Understand that things are not always as they appear. When a problem surfaces, we often unknowingly create another problem while solving the first one. As humans, we also tend to make biased decisions and can be easily affected by external influences such as our peers (much more than we think).
The term was coined by Howard Marks in his book The Most Important Thing. In it houses his investment philosophies and how to navigate the complex, perilous financial world.
First-order thinking is immediate and often reactive. Often people stop short at the first order. For example, I am hungry, there I will eat the first thing I see.
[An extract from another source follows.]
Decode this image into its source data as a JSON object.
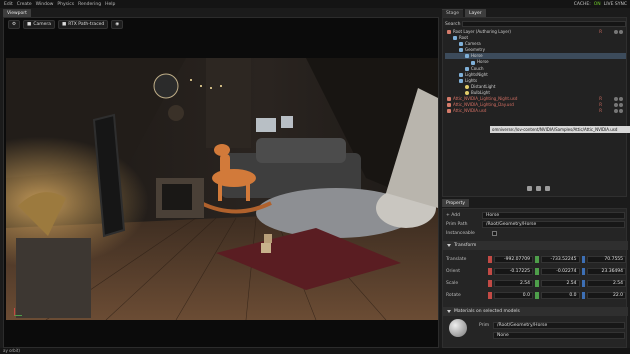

Second-order thinking requires deliberate thought in terms of consequences, time, and interactions. If you're hungry, you might wait until you see something more nutritious to eat.
Second-order thinkers often ask themselves, "And then what?". If I ate the first thing I see, what are the consequences? I might be full for now, but it isn't healthy and I may feel terrible afterwards.
Second-order thinking asks for us to examine the long-term consequences of our decisions.
First-order thinking is also very easy. Most people can come to the same conclusions.
Second-order thinking is hard.
In fact, the ability to think through problems to the third, fourth or nth order, is a powerful tool that can help you be more aware of the consequences of your actions.
First-level decision outcome: Good or bad. (Good)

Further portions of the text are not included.